Sa fondation d'entreprise, installée à Apt en Vaucluse, organise régulièrement expositions et des résidences, dans le Lubéron mais aussi à La Somone, près de Dakar au Sénégal. Aujourd'hui, elle possède environ 2 000 œuvres. L’ensemble de sculptures présenté au Palais des Papes est monumental, un reflet passionnant d’une création sous les projecteurs depuis peu et pour laquelle Jean-Paul Blachère se passionne depuis longtemps, entretenant des relations suivies avec plusieurs artistes, notamment Ndary Lo, récemment disparu, dont La Prière universelle invite au dialogue entre les civilisations, les cultures et les spiritualités, les bras levés vers le ciel, en plein air sur le parvis du palais médiéval.

Les questions politiques sont au cœur des préoccupations des artistes africains, en prise avec des situations souvent dramatiques et violentes. Pour ses corps aux formes torturées, le Congolais Freddy Tsimba coule dans le bronze des douilles qu’il récupère sur des lieux de conflit. Pour sa vaste tapisserie de 14 mètres de long, La Zone des grands lacs, le Malien Abdoulaye Konate utilise aussi des douilles, qu’il coud avec des chiffons, dérisoires allégories de drapeaux, pour recréer un territoire marqué par les tragédies.

L’Anglo-Nigérian Yinka Shonibare Mbe met en scène un épisode des Voyages de Gulliver de Swift, la guerre entre les petits-boutistes qui pensent qu’il faut manger les œufs en commençant par le petit côté et les gros-boutistes qui pensent l’inverse. De part et d’autre d’un mur de coquilles, deux hommes s’affrontent dans une guerre sans merci, comme dans un monde où les conflits se perpétuent de façon absurde. Les deux nobles guerriers sans tête sont vêtus de wax, ce tissu qui symbolise aujourd’hui la mode africaine et qui pourtant est originaire des Pays-Bas, inspiré par des motifs asiatiques. Preuve que les frontières et les identités sont fragiles...

La nature et les préoccupations environnementales reviennent régulièrement. Avec sa Grande muraille verte, Ndary Lo évoque la désertification qui gagne au Sahel. Par son igloo et ses gorilles de lumière, Aimé Mpane rend hommage à Ota Benga, un Pygmée arraché à sa terre au XIXe siècle pour être exhibé en Occident et dont la forêt disparaît aujourd’hui, en même temps que les gorilles et les bonobos.

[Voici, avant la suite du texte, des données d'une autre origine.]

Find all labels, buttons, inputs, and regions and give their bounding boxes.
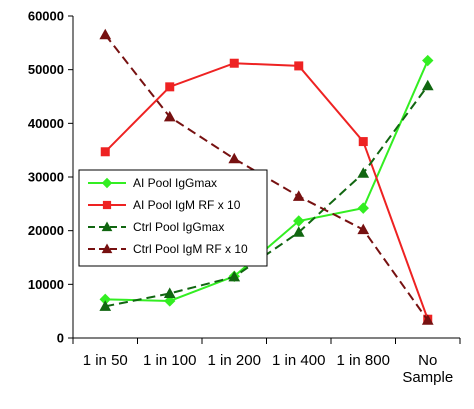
data-point [99, 300, 112, 311]
legend-item: AI Pool IgGmax [88, 176, 217, 190]
legend-label: AI Pool IgM RF x 10 [133, 198, 241, 212]
legend-marker [101, 221, 113, 232]
data-point [358, 137, 368, 147]
y-tick-label: 50000 [28, 62, 64, 77]
x-tick-label: 1 in 800 [337, 352, 390, 369]
legend-label: Ctrl Pool IgM RF x 10 [133, 242, 248, 256]
data-point [357, 167, 370, 178]
axes: 0 10000 20000 30000 40000 50000 60000 1 in 50 1 … [28, 9, 461, 386]
data-point [422, 54, 434, 67]
data-point [99, 28, 112, 40]
y-tick-label: 20000 [28, 223, 64, 238]
legend-label: Ctrl Pool IgGmax [133, 220, 224, 234]
legend-item: Ctrl Pool IgM RF x 10 [88, 242, 248, 256]
data-point [293, 215, 305, 227]
data-point [228, 152, 241, 164]
data-point [292, 226, 305, 237]
data-point [421, 79, 434, 91]
data-point [292, 190, 305, 201]
legend-marker [101, 177, 113, 189]
legend-label: AI Pool IgGmax [133, 176, 217, 190]
data-point [163, 110, 176, 122]
data-point [165, 82, 175, 92]
legend-marker [102, 200, 112, 210]
series-line [104, 62, 429, 320]
data-point [164, 295, 176, 307]
y-tick-label: 40000 [28, 116, 64, 131]
data-point [294, 61, 304, 71]
y-tick-label: 60000 [28, 9, 64, 24]
x-tick-label: 1 in 100 [143, 352, 196, 369]
legend: AI Pool IgGmax AI Pool IgM RF x 10 Ctrl Po… [78, 169, 268, 267]
data-point [228, 270, 241, 282]
data-point [421, 314, 434, 325]
data-point [163, 287, 176, 298]
legend-item: AI Pool IgM RF x 10 [88, 198, 241, 212]
y-tick-label: 0 [57, 331, 64, 346]
legend-item: Ctrl Pool IgGmax [88, 220, 224, 234]
x-tick-label: 1 in 50 [83, 352, 128, 369]
y-tick-label: 30000 [28, 170, 64, 185]
data-point [357, 223, 370, 235]
data-point [229, 58, 239, 68]
data-point [357, 202, 369, 214]
x-tick-label: 1 in 400 [272, 352, 325, 369]
data-point [100, 147, 110, 157]
legend-marker [101, 243, 113, 254]
x-tick-label: No Sample [402, 352, 453, 386]
x-tick-label: 1 in 200 [208, 352, 261, 369]
y-tick-label: 10000 [28, 277, 64, 292]
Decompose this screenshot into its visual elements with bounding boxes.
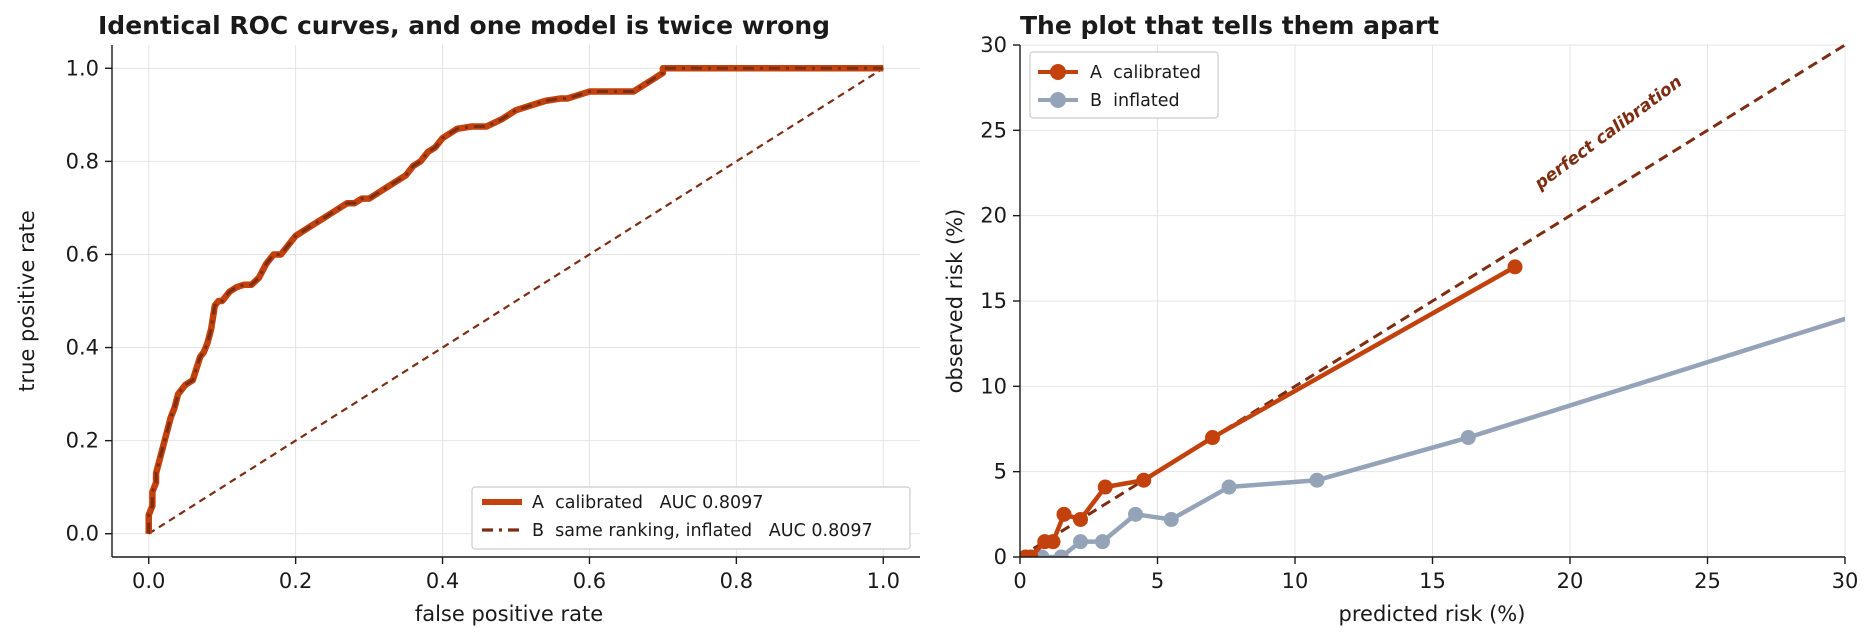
roc-legend: A calibrated AUC 0.8097 B same ranking, … (471, 486, 911, 550)
calibration-calibrated-point (1507, 259, 1523, 275)
roc-y-tick-label: 0.4 (66, 336, 99, 360)
roc-grid (112, 45, 920, 557)
calibration-y-tick-label: 10 (980, 374, 1007, 398)
calibration-y-tick-label: 20 (980, 204, 1007, 228)
calibration-calibrated-line (1025, 264, 1517, 557)
calibration-inflated-point (1221, 479, 1237, 495)
calibration-legend-inflated-label: B inflated (1090, 91, 1180, 111)
roc-legend-box (471, 486, 911, 550)
calibration-x-tick-label: 0 (1013, 569, 1026, 593)
calibration-y-tick-label: 5 (994, 460, 1007, 484)
calibration-calibrated-point (1205, 430, 1220, 446)
roc-y-tick-label: 1.0 (66, 56, 99, 80)
calibration-x-tick-label: 25 (1694, 569, 1721, 593)
roc-x-tick-label: 0.2 (279, 569, 312, 593)
roc-curve-inflated (147, 66, 884, 534)
roc-y-tick-label: 0.2 (66, 429, 99, 453)
roc-x-tick-label: 0.4 (426, 569, 459, 593)
calibration-x-tick-label: 10 (1282, 569, 1309, 593)
roc-y-tick-label: 0.8 (66, 149, 99, 173)
calibration-x-tick-label: 15 (1419, 569, 1446, 593)
roc-ticks: 0.0 0.2 0.4 0.6 0.8 1.0 0.0 0.2 0.4 0.6 0.8 1.0 (66, 56, 900, 593)
calibration-x-tick-label: 30 (1832, 569, 1859, 593)
calibration-y-tick-label: 0 (994, 545, 1007, 569)
calibration-chart-title: The plot that tells them apart (1020, 11, 1439, 40)
calibration-inflated-point (1128, 506, 1143, 522)
roc-chart-title: Identical ROC curves, and one model is t… (98, 11, 830, 40)
calibration-x-tick-label: 20 (1557, 569, 1584, 593)
roc-x-tick-label: 1.0 (867, 569, 900, 593)
calibration-y-tick-label: 15 (980, 289, 1007, 313)
calibration-inflated-point (1095, 534, 1110, 550)
perfect-calibration-annotation: perfect calibration (1530, 72, 1686, 195)
roc-legend-inflated-label: B same ranking, inflated AUC 0.8097 (532, 521, 873, 541)
calibration-inflated-line (1031, 316, 1845, 557)
roc-plot-area (145, 65, 884, 535)
calibration-y-tick-label: 30 (980, 33, 1007, 57)
calibration-calibrated-point (1056, 506, 1072, 522)
calibration-plot-area (1020, 43, 1845, 557)
roc-y-tick-label: 0.0 (66, 522, 99, 546)
roc-x-tick-label: 0.6 (573, 569, 606, 593)
roc-x-axis-label: false positive rate (415, 602, 603, 626)
roc-panel: 0.0 0.2 0.4 0.6 0.8 1.0 0.0 0.2 0.4 0.6 0.8 1.0 Ide… (15, 11, 920, 626)
roc-chance-diagonal (148, 67, 884, 535)
calibration-legend: A calibrated B inflated (1029, 51, 1219, 119)
calibration-panel: 0 5 10 15 20 25 30 0 5 10 15 20 25 30 The plot that t… (943, 11, 1858, 626)
roc-y-tick-label: 0.6 (66, 242, 99, 266)
calibration-inflated-point (1163, 511, 1179, 527)
calibration-inflated-point (1053, 549, 1069, 557)
roc-x-tick-label: 0.0 (132, 569, 165, 593)
calibration-x-axis-label: predicted risk (%) (1339, 602, 1526, 626)
roc-x-tick-label: 0.8 (720, 569, 753, 593)
calibration-legend-calibrated-marker (1050, 64, 1066, 80)
calibration-calibrated-point (1073, 511, 1088, 527)
calibration-inflated-point (1309, 472, 1325, 488)
calibration-y-axis-label: observed risk (%) (943, 209, 967, 394)
calibration-calibrated-point (1136, 472, 1152, 488)
calibration-legend-calibrated-label: A calibrated (1090, 63, 1201, 83)
calibration-y-tick-label: 25 (980, 118, 1007, 142)
roc-y-axis-label: true positive rate (15, 210, 39, 391)
calibration-calibrated-point (1045, 534, 1061, 550)
calibration-x-tick-label: 5 (1151, 569, 1164, 593)
calibration-calibrated-point (1023, 549, 1039, 557)
calibration-calibrated-point (1097, 479, 1113, 495)
calibration-inflated-point (1460, 430, 1476, 446)
calibration-inflated-point (1073, 534, 1088, 550)
calibration-ticks: 0 5 10 15 20 25 30 0 5 10 15 20 25 30 (980, 33, 1858, 593)
roc-legend-calibrated-label: A calibrated AUC 0.8097 (532, 493, 763, 513)
calibration-legend-inflated-marker (1050, 92, 1066, 108)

Quelques fils esthétiques traversent la collection. Hormis les œuvres du Sud-Africain Wim Botha, dont le vocabulaire contemporain se distingue avec son installation Solipsis ou avec ses sculptures de lions taillés à la tronçonneuse, les artistes africains sont en constant dialogue avec la tradition du continent noir. Certaines formes reviennent, issues des modes d’expression plus anciens, notamment les masques chez Rigobert Nimi, Siriky Ky, Jems Robert Kokobi ou les totems chez Nicolas Dalongeville ou Amahiguere Dolo.

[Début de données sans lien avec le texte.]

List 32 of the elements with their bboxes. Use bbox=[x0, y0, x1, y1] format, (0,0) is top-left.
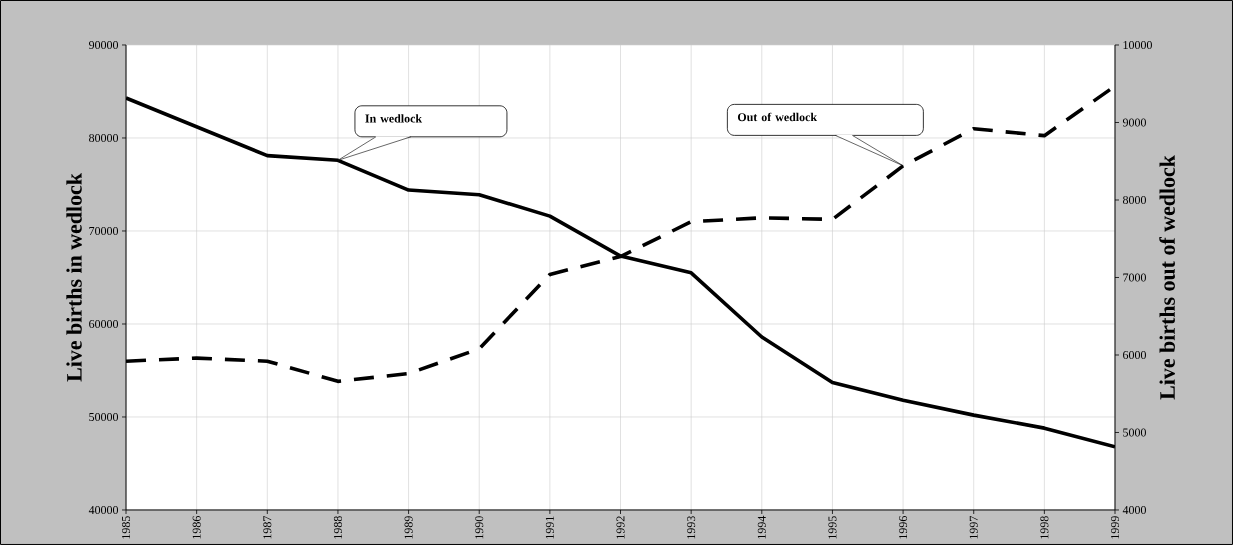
x-tick-label: 1992 bbox=[616, 516, 625, 539]
x-tick-label: 1987 bbox=[263, 516, 272, 539]
x-tick-label: 1990 bbox=[475, 516, 484, 539]
x-tick-label: 1991 bbox=[545, 516, 554, 539]
x-tick-label: 1995 bbox=[828, 516, 837, 539]
y2-tick-label: 9000 bbox=[1122, 118, 1146, 127]
x-tick-label: 1986 bbox=[192, 516, 201, 539]
x-tick-label: 1996 bbox=[899, 516, 908, 539]
y2-tick-label: 7000 bbox=[1123, 273, 1146, 282]
y2-tick-label: 6000 bbox=[1123, 350, 1146, 360]
y-tick-label: 90000 bbox=[89, 40, 119, 50]
y-tick-label: 40000 bbox=[88, 505, 119, 515]
y2-tick-label: 8000 bbox=[1122, 195, 1146, 205]
x-tick-label: 1999 bbox=[1110, 516, 1120, 539]
y2-tick-label: 4000 bbox=[1122, 505, 1146, 515]
annotation: Out of wedlock bbox=[737, 112, 818, 122]
x-tick-label: 1985 bbox=[121, 516, 131, 539]
y-tick-label: 80000 bbox=[89, 133, 119, 143]
y2-axis-title: Live births out of wedlock bbox=[1159, 155, 1175, 400]
x-tick-label: 1998 bbox=[1040, 516, 1049, 539]
x-tick-label: 1993 bbox=[687, 516, 696, 539]
y-tick-label: 60000 bbox=[89, 319, 119, 329]
y-tick-label: 70000 bbox=[89, 226, 119, 236]
x-tick-label: 1997 bbox=[969, 516, 978, 539]
y2-tick-label: 10000 bbox=[1123, 40, 1152, 50]
x-tick-label: 1988 bbox=[333, 516, 342, 539]
annotation: In wedlock bbox=[365, 114, 423, 123]
x-tick-label: 1989 bbox=[404, 516, 413, 539]
y-axis-title: Live births in wedlock bbox=[66, 173, 82, 382]
y-tick-label: 50000 bbox=[89, 412, 119, 422]
x-tick-label: 1994 bbox=[757, 515, 766, 539]
y2-tick-label: 5000 bbox=[1123, 428, 1146, 437]
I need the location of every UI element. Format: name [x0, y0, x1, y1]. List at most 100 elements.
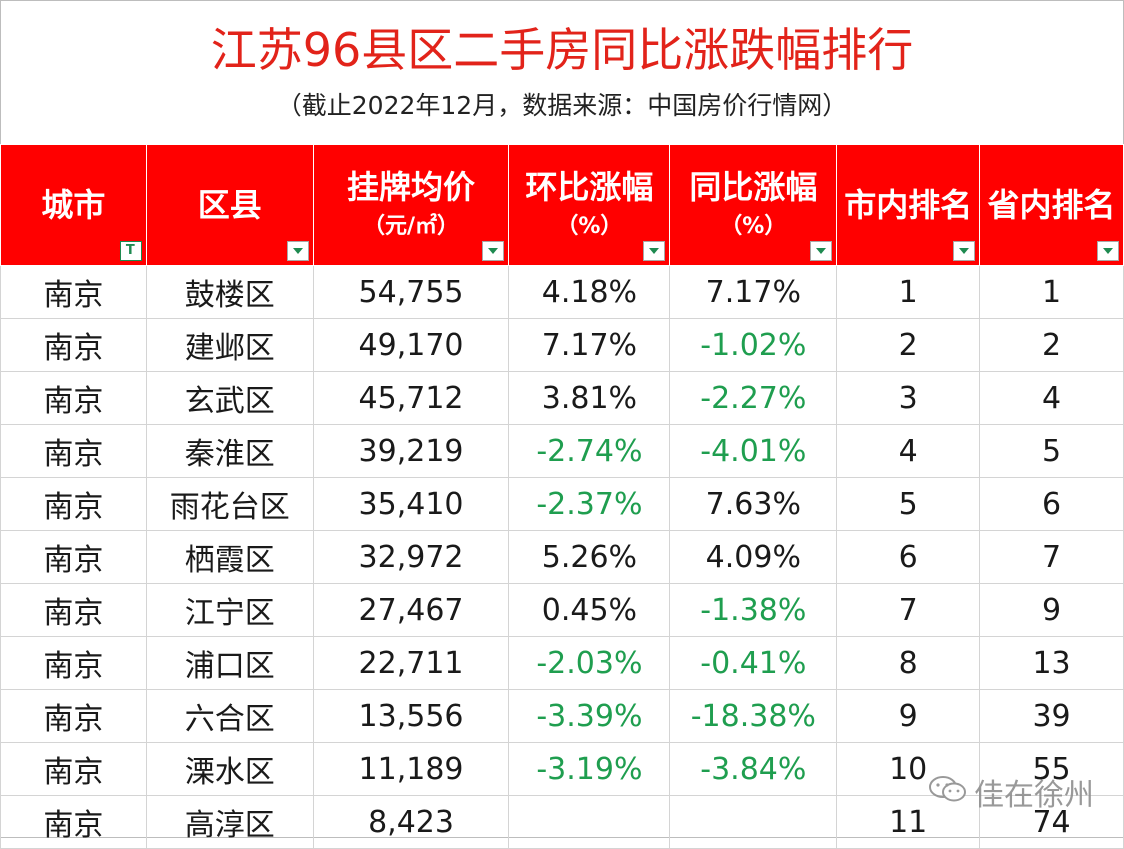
cell-district: 六合区 — [145, 689, 314, 743]
cell-city-rank: 6 — [836, 530, 981, 584]
table-row: 南京 秦淮区 39,219 -2.74% -4.01% 4 5 — [0, 424, 1124, 478]
header-label: 挂牌均价 — [347, 168, 476, 206]
cell-district: 鼓楼区 — [145, 265, 314, 319]
cell-mom: 4.18% — [508, 265, 671, 319]
table-row: 南京 江宁区 27,467 0.45% -1.38% 7 9 — [0, 583, 1124, 637]
cell-city-rank: 3 — [836, 371, 981, 425]
watermark-text: 佳在徐州 — [974, 778, 1094, 813]
table-row: 南京 建邺区 49,170 7.17% -1.02% 2 2 — [0, 318, 1124, 372]
cell-mom: -2.74% — [508, 424, 671, 478]
header-label: 城市 — [41, 186, 106, 224]
cell-city: 南京 — [0, 371, 147, 425]
cell-price: 45,712 — [312, 371, 510, 425]
page-title: 江苏96县区二手房同比涨跌幅排行 — [210, 23, 914, 77]
cell-city: 南京 — [0, 795, 147, 849]
filter-dropdown-icon[interactable] — [643, 241, 666, 261]
cell-yoy — [669, 795, 838, 849]
cell-city-rank: 8 — [836, 636, 981, 690]
cell-district: 江宁区 — [145, 583, 314, 637]
cell-district: 溧水区 — [145, 742, 314, 796]
header-unit: （元/㎡） — [363, 214, 460, 239]
cell-yoy: 7.63% — [669, 477, 838, 531]
cell-city: 南京 — [0, 689, 147, 743]
cell-mom: 0.45% — [508, 583, 671, 637]
cell-prov-rank: 55 — [979, 742, 1124, 796]
cell-mom: -3.19% — [508, 742, 671, 796]
header-price: 挂牌均价 （元/㎡） — [312, 144, 510, 266]
header-label: 同比涨幅 — [689, 168, 818, 206]
header-row: 城市 区县 挂牌均价 （元/㎡） 环比涨幅 （%） 同比涨幅 （%） — [0, 144, 1124, 266]
filter-dropdown-icon[interactable] — [953, 241, 976, 261]
wechat-icon — [929, 776, 966, 802]
cell-district: 高淳区 — [145, 795, 314, 849]
table-row: 南京 浦口区 22,711 -2.03% -0.41% 8 13 — [0, 636, 1124, 690]
cell-mom: -3.39% — [508, 689, 671, 743]
header-yoy: 同比涨幅 （%） — [669, 144, 838, 266]
cell-yoy: 7.17% — [669, 265, 838, 319]
cell-price: 27,467 — [312, 583, 510, 637]
cell-prov-rank: 39 — [979, 689, 1124, 743]
cell-mom: 7.17% — [508, 318, 671, 372]
header-label: 区县 — [197, 186, 262, 224]
page-subtitle: （截止2022年12月，数据来源：中国房价行情网） — [276, 91, 848, 120]
header-unit: （%） — [556, 214, 623, 239]
cell-prov-rank: 1 — [979, 265, 1124, 319]
cell-prov-rank: 5 — [979, 424, 1124, 478]
table-row: 南京 玄武区 45,712 3.81% -2.27% 3 4 — [0, 371, 1124, 425]
cell-prov-rank: 4 — [979, 371, 1124, 425]
cell-price: 35,410 — [312, 477, 510, 531]
cell-city-rank: 5 — [836, 477, 981, 531]
table-row: 南京 雨花台区 35,410 -2.37% 7.63% 5 6 — [0, 477, 1124, 531]
filter-dropdown-icon[interactable] — [810, 241, 833, 261]
cell-city-rank: 7 — [836, 583, 981, 637]
cell-city: 南京 — [0, 477, 147, 531]
table-row: 南京 六合区 13,556 -3.39% -18.38% 9 39 — [0, 689, 1124, 743]
cell-district: 秦淮区 — [145, 424, 314, 478]
cell-yoy: -1.38% — [669, 583, 838, 637]
cell-city-rank: 1 — [836, 265, 981, 319]
cell-price: 8,423 — [312, 795, 510, 849]
filter-active-icon[interactable] — [119, 241, 142, 261]
cell-yoy: -3.84% — [669, 742, 838, 796]
cell-prov-rank: 2 — [979, 318, 1124, 372]
cell-mom: -2.03% — [508, 636, 671, 690]
cell-prov-rank: 7 — [979, 530, 1124, 584]
cell-city-rank: 9 — [836, 689, 981, 743]
cell-district: 雨花台区 — [145, 477, 314, 531]
header-mom: 环比涨幅 （%） — [508, 144, 671, 266]
table-body: 南京 鼓楼区 54,755 4.18% 7.17% 1 1 南京 建邺区 49,170 7.17% -… — [0, 265, 1124, 849]
cell-district: 浦口区 — [145, 636, 314, 690]
filter-dropdown-icon[interactable] — [482, 241, 505, 261]
cell-price: 49,170 — [312, 318, 510, 372]
cell-city: 南京 — [0, 424, 147, 478]
cell-prov-rank: 6 — [979, 477, 1124, 531]
cell-city-rank: 4 — [836, 424, 981, 478]
cell-district: 栖霞区 — [145, 530, 314, 584]
cell-yoy: -4.01% — [669, 424, 838, 478]
cell-yoy: -1.02% — [669, 318, 838, 372]
header-city-rank: 市内排名 — [836, 144, 981, 266]
cell-prov-rank: 13 — [979, 636, 1124, 690]
watermark: 佳在徐州 — [928, 770, 1108, 813]
header-district: 区县 — [145, 144, 314, 266]
cell-yoy: 4.09% — [669, 530, 838, 584]
filter-dropdown-icon[interactable] — [286, 241, 309, 261]
cell-district: 建邺区 — [145, 318, 314, 372]
header-label: 省内排名 — [987, 186, 1116, 224]
cell-prov-rank: 9 — [979, 583, 1124, 637]
table-row: 南京 鼓楼区 54,755 4.18% 7.17% 1 1 — [0, 265, 1124, 319]
cell-price: 13,556 — [312, 689, 510, 743]
cell-city-rank: 2 — [836, 318, 981, 372]
header-label: 环比涨幅 — [525, 168, 654, 206]
cell-yoy: -18.38% — [669, 689, 838, 743]
cell-price: 39,219 — [312, 424, 510, 478]
cell-mom: 5.26% — [508, 530, 671, 584]
header-city: 城市 — [0, 144, 147, 266]
table-row: 南京 溧水区 11,189 -3.19% -3.84% 10 55 — [0, 742, 1124, 796]
filter-dropdown-icon[interactable] — [1097, 241, 1119, 261]
cell-mom — [508, 795, 671, 849]
cell-mom: 3.81% — [508, 371, 671, 425]
cell-price: 32,972 — [312, 530, 510, 584]
cell-price: 54,755 — [312, 265, 510, 319]
cell-price: 22,711 — [312, 636, 510, 690]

La récupération est aussi un mode de création qui revient régulièrement. C’est notamment le cas avec le Ghanéen Emmanuel Kwame El Anatsui, l’une des stars de la scène africaine contemporaine qui vient d’être distingué par le Praemium Imperiale après avoir été l’un des premiers artistes africains accueilli et récompensé à la Biennale de Venise. Avec des bouchons de métal, il sublime ces déchets dérisoires pour créer des tapisseries à la préciosité et à la somptuosité étourdissantes. La pièce de la collection Blachère dessinant des fleuves se rejoignant est d'une beauté à couper le souffle.

Body’s Isek Kingelez utilisait des architectures en carton en regard de l’urbanisation galopante des métropoles africaines. Le Camerounais Joseph-Francis Sumegne est le maître de la récupération et des assemblages savants. Ses masques notamment fourmillent de détails pour un voyage entre la tradition et la modernité. Car les artistes africains traitent comme tous les créateurs de sujets qui transcendent les identités et les continents. Une sculpture de Gastineau Massamba dialogue avec les gargouilles du palais gothique. Et les “big mamas” taillées dans la serpentine par la Zimbabwéenne Colleen Madamombe, métaphores de la lutte pour l’émancipation des femmes africaines, rappellent les statues de Vierge à l’enfant omniprésentes dans toutes les églises du monde.

Parallèlement à cette présentation majestueuse au Palais des Papes, Les Eclaireurs se déploient dans toute la ville d'Avignon. Le musée Calvet accueille les guerriers Ousmane Sow, sans doute l'artiste africain le plus connu du grand public. Disparu l’an dernier, le sculpteur sénégalais était un grand humaniste. Dès la cour, le visiteur est accueilli par un grand guerrier masaï en bronze, bouclier en main, plein de noblesse et de dignité. L’art d’Ousmane Sow dégage une puissance rare. Ancien kinésithérapeute, premier artiste africain reçu à l’académie des Beaux-arts, Ousmane Sow s’est consacré à la sculpture la cinquantaine venue. Il donne forme à des hommes aux musculatures massives et précises, des corps en mouvement, toujours solidement ancrés dans le sol, en lien avec la terre.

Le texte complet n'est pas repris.